Cradle to Cradle®: Technical Cycle

Topics Discussions

Cradle to Cradle® requires a “Paradigm Change” in relation to today’s predominant “Cradle to Grave” approach. Away from linear thinking towards a thinking in cycles. On numerous committees lively discussions are taking place around the world. Here are some complementary topics about Cradle to Cradle®.


Sustainability

Cradle to Cradle® and sustainability

Life Cycle Assessment

Cradle to Cradle® and life cycle assessment
Cradle to Cradle®: Eco-efficiency vs Eco-effectiveness

Eco-efficiency vs Eco-effectiveness

The terms “eco-efficiency” and “eco-effectiveness” are often lumped together. However, a world of difference separates them: Primarily eco-efficiency quantifies, defines problems to be reduced (e.g. greenhouse gas emissions) and eco-effectiveness qualifies in addition (e.g. use of carbon dioxide as nutrient).


Recycling - Upcycling

The conventional recycling mostly ends in down cycling

Maintaining the quality of materials and to integrate them into product design over multiple live cycles, remains to be an enormous challenge.

 

The conventional recycling mostly ends in down cycling, whereas inevitable residues remain and decreased quality occurs. Cradle to Cradle® however searches for strategies, how materials can remain in closed loops without loosing the quality of the materials.

Downcycling – Downcycling quality on the timeline.
Cradle to Cradle® – Cycling effective resources saving and resources conservation.


Cradle to Cradle®: materials remains in closed loops without loosing the quality of the materials.
Cradle to Cradle® and the circular economy approach

Circular Economy

The circular economy approach analyses the economics of recycling within a value added chain with the result to generate the recovered material as recycling revenues of materials in a mass material stream.
Cradle to Cradle® defines a quality preserving as well as an economical sound cycling revenue in the added value chain. The material reutilization of cyclable Cradle to Cradle® products enables to generate ideally revenues close to the acquisition price of materials.

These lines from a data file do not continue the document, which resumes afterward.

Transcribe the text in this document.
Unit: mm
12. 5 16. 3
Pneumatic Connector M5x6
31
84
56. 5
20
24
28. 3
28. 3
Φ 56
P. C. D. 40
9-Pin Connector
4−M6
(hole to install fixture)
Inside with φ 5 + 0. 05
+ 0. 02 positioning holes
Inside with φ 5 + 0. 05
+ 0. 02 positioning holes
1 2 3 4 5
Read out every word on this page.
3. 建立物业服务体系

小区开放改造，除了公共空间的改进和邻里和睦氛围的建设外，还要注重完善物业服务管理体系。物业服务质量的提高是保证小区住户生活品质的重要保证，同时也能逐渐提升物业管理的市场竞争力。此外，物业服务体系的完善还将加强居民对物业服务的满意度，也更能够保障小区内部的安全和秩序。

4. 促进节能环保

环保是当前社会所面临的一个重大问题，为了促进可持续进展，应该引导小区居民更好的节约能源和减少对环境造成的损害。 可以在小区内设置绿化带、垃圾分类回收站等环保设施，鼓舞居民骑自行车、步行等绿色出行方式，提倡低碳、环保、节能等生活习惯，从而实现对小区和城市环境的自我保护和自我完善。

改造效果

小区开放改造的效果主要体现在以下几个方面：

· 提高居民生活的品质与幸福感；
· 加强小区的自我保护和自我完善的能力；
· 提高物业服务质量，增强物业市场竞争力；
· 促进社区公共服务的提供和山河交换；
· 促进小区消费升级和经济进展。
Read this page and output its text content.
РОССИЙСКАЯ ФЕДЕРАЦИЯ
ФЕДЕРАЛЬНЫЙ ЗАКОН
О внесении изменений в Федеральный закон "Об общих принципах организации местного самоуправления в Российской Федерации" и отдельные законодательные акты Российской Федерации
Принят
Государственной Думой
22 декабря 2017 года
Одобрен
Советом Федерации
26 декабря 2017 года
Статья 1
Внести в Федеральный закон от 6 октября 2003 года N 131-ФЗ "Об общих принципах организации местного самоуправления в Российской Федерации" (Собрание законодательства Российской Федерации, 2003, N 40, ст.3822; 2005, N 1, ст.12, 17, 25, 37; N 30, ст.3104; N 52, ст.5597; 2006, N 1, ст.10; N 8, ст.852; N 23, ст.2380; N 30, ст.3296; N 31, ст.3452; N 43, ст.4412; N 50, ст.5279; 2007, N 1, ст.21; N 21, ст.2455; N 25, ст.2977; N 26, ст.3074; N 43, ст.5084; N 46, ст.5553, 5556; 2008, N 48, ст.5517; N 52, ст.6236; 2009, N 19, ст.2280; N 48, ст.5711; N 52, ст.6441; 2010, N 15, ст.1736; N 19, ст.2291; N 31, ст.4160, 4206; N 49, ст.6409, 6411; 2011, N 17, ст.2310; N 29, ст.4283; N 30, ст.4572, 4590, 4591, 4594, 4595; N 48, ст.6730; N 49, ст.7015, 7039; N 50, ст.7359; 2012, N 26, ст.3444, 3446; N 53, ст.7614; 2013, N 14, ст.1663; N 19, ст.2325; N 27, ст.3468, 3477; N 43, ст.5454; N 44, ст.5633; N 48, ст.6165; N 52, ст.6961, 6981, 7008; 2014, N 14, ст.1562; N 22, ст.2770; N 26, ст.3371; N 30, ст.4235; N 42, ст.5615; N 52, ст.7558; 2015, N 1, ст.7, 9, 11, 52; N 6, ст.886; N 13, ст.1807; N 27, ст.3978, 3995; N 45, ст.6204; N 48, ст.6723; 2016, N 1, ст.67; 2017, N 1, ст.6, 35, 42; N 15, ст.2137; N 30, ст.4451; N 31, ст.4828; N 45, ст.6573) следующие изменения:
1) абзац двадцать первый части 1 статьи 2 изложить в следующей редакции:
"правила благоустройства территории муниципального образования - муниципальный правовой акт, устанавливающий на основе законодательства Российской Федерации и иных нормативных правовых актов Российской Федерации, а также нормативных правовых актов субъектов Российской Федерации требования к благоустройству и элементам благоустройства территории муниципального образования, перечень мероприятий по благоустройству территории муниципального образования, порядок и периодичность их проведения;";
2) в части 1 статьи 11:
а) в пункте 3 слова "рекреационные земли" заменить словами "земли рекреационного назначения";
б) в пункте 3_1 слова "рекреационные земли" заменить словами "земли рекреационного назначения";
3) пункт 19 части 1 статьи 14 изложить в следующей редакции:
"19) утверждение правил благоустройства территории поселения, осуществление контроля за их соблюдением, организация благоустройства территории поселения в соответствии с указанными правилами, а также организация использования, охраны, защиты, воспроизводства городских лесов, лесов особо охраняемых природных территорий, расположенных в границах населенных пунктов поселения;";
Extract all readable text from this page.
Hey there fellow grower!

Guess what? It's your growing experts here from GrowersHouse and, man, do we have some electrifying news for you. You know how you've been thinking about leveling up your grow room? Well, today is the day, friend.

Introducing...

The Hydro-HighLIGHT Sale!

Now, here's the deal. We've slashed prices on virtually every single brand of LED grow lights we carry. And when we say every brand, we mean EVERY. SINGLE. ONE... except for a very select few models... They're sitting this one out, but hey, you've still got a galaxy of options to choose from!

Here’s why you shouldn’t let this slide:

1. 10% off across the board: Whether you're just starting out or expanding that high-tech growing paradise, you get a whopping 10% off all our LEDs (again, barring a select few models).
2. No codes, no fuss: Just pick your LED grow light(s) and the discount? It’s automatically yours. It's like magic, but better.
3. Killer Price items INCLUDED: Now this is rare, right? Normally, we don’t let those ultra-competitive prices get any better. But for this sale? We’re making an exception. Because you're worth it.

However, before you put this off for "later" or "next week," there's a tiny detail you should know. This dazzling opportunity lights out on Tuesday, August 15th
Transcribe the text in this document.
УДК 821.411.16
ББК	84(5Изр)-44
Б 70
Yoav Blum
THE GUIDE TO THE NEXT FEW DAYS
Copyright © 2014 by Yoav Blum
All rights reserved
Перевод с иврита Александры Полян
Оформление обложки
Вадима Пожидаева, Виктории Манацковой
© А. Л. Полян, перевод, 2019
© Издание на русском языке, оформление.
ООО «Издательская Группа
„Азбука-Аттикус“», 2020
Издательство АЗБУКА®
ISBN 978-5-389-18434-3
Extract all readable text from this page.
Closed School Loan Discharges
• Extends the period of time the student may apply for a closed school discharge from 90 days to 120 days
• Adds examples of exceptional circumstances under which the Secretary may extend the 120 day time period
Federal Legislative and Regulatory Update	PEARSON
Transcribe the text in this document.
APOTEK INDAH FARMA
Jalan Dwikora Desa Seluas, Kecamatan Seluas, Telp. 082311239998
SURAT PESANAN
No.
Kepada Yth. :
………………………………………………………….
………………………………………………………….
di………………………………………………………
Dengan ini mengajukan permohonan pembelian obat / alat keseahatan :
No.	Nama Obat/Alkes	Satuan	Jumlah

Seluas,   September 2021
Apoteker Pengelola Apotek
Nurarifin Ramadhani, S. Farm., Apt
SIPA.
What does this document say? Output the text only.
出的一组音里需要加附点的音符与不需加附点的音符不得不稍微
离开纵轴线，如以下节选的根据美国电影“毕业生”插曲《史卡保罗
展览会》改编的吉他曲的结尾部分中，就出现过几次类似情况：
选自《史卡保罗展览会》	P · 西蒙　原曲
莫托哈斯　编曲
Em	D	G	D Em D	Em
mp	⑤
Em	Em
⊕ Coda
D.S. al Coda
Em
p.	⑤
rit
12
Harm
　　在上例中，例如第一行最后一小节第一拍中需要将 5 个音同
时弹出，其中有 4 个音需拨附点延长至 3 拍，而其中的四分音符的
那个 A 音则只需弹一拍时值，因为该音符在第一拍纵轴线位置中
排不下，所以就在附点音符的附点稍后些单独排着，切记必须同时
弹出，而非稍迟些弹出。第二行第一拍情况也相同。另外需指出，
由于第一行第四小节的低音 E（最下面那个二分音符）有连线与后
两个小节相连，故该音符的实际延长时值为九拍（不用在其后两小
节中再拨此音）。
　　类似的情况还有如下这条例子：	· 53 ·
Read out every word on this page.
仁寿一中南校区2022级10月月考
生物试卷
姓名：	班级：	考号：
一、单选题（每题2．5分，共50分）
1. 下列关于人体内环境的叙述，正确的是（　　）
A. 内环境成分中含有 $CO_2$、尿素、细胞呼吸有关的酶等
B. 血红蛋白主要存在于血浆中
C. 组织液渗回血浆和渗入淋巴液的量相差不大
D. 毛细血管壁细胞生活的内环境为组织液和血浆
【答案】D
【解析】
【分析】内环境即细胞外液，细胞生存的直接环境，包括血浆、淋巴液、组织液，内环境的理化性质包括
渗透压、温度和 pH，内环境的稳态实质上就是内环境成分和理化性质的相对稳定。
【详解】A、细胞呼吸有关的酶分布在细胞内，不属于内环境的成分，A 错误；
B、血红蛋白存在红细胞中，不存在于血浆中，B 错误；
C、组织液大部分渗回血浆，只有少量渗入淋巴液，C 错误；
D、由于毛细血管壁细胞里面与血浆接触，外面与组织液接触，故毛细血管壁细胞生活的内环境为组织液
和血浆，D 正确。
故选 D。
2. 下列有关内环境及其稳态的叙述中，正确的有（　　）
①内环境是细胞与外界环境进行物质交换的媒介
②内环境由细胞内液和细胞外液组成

In case additional processing or cleaning costs occur, the material expenses are in any case lower than the market price.


The 4th dimension: from the linear to the cyclic material cycle

Traditionally, product design is based on optimizing functionality (technical and aesthetic performance) and manufacturing costs. Typically, three dimensions of a product are considered: height, length and width, or performance, aesthetics, price. However, a product is embedded in streams of material that move along a predetermined path that begins with the "picking", the "making" leads, and ends with the "throwing away" - with waste - unless the receipt of resources as additional Cradle to Cradle® design systematically integrates the production and distribution chain, so-called "time", as the fourth dimension of product quality. Materials are transformed and modified at various stages along these chains. Thus, a previously linear flow of material is converted into a cyclic. In this way, the value of all materials in biological or technical circuits is preserved.

Differentiation: Quality equal Quantity

Cradle to Cradle® Design transmits the principle “Quality equal Quantity” to industrial systems. Materials together with material flows are designed to be beneficial and useful for the regeneration and conservation of biological and technical resources. This approach liberates from the present obligation to diminish, reduce or slow down the need to negative environmental impacts.